My spouse was an elected official in California, and we had to fill out Form 700; diversified mutual funds didn't need to be disclosed as long as they met the definitions (at least 100 investors, at least 15 issuers, not a sector fund). Of course, Form 700 doesn't apply to federal officials elected to represent California; but a similar disclosure requirement / duty to avoid apparent conflict of interest would be nice at the federal level.
It should be pretty simple for most elected officials to dump their publicly traded stock and get into a diversified mutual fund before they start campaigning and while they hold office. For those who have concentrated holdings that are hard to dump, they could put it into a blind trust or whatever. Office holders really shouldn't be making a lot of trades; equity based compensation aside (either of their spouse or if they're a part time officer where those still exist, and have a part time job with equity based compensation)
There are ways to deal with that. For example, I’m not allowed to buy or sell my own company’s shares outside of specific trading windows, but index funds are fine as long as the company represents less than 10% of the fund.
There's a WORLD of a difference between a mutual fund or ETF that owns Tesla, and buying call options on the stock, that make money only if the stock moves in a definite time-frame. We have other examples too, for example Kelly Loeffler, whose husband is head honcho of the NYSE, sold a lot of stocks just before the Feb/March crash in 2020, based on insider information that she got from attending the Congress briefings that showed it was not just a flu.
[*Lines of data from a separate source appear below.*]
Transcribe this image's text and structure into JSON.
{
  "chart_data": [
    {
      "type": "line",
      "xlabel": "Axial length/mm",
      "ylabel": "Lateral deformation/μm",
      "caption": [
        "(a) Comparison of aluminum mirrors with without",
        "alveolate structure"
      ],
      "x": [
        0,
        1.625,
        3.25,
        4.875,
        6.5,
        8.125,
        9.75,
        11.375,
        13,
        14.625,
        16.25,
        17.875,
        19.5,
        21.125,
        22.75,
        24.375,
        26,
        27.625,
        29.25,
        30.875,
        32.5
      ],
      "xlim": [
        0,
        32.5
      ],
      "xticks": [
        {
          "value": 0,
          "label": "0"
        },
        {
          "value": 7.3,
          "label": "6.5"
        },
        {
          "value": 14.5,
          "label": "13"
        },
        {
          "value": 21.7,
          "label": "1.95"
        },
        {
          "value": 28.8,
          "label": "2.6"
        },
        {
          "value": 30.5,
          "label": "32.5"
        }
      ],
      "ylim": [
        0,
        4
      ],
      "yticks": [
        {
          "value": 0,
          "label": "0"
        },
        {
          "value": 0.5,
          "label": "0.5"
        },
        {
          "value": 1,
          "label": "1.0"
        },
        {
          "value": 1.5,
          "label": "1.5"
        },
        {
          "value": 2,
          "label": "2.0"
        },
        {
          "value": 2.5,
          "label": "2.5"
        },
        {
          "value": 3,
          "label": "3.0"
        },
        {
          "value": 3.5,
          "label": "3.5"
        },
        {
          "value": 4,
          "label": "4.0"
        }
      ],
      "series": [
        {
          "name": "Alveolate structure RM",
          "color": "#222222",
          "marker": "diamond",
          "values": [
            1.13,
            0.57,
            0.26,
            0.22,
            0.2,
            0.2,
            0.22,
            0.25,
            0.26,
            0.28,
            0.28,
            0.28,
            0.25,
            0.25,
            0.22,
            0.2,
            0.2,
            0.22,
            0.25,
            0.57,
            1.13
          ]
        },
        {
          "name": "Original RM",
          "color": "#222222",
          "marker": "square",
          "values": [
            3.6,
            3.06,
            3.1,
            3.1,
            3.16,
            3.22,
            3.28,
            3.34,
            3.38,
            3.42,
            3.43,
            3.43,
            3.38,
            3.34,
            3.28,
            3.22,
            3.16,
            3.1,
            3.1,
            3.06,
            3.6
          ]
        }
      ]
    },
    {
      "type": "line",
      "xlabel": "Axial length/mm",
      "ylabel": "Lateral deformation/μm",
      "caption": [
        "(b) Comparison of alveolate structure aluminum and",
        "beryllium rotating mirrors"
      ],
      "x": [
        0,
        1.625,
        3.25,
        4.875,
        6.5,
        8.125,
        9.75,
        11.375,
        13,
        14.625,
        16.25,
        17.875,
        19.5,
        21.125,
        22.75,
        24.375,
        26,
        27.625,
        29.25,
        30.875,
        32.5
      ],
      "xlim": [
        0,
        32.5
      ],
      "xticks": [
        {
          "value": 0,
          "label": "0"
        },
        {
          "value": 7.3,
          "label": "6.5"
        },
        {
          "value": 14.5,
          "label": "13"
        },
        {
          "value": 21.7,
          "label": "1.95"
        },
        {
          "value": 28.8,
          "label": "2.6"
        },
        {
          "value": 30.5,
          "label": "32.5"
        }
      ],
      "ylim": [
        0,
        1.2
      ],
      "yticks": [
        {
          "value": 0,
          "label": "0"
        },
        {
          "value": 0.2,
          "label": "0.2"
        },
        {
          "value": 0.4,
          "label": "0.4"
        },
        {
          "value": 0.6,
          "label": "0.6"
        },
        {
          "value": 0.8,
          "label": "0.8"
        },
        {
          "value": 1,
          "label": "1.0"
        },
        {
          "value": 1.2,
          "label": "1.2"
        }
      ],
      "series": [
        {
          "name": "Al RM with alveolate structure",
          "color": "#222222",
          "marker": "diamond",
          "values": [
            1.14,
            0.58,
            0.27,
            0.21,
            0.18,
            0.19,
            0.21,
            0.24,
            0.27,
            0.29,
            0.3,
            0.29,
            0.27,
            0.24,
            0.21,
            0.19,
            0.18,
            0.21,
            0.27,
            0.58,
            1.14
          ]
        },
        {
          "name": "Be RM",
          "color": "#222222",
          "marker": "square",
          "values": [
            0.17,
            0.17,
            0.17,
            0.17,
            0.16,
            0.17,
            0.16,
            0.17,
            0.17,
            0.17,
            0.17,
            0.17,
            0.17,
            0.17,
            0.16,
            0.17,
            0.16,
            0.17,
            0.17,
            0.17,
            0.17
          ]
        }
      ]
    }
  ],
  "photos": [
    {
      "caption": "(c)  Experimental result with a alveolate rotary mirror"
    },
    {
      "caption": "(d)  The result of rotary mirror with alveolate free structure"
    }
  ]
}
Common misconception, as most didn't hear much about it beyond its initial signing. Congress still has that exemption. I believe you're referring to the STOCK Act, of 2012, which cramped their style for a little over a year.
In 2013, Senator Harry Reid introduced S.716, which after 14 seconds of discussion was passed by unanimous consent. Its net effect was to make the rest of STOCKS untrackable, and therefore unreportable and unenforceable.
> EDIT: LOL, the WSB sort are here downvoting everything that doesn't parrot their embarrassing [expletive]. YEAH, TAKE DOWN THE BIG WIGS!
Chillax, you’re breaking at least one of the site guidelines https://news.ycombinator.com/newsguidelines.html#comments. Edit: specifically “Please don't use uppercase for emphasis. If you want to emphasize a word or phrase, put *asterisks* around it and it will get italicized.” Would appreciate if I could get similar clarification on exactly why my comment has lost karma.
There’s already ways to give negative feedback on a comment. You can downvote or flag, or even just collapse a comment so it doesn’t bother you. It comes off as presumptuous when people point at rules, thereby pulling the thread into a tangential meta conversation.
Then all you get is people asking why they were downvoted. IMO downvoting should include a comment if one doesn't already exist sufficiently explaining your reason for downvoting.
That doesn't mean it needs to turn into a discussion if they defend themselves, but I think some indication of why is almost always warranted.
Congress is famous for being extremely lucky in their trades. Somehow their timing is way better than for common plebes, there's much research around about it. But of course laws are for the little people, including insider trading laws, so...
Nothing against Pelosi? If that's as it appears to me (trading on insider information, by a person in a position of public trust no less) she needs to be heavily fined, in prison, or both.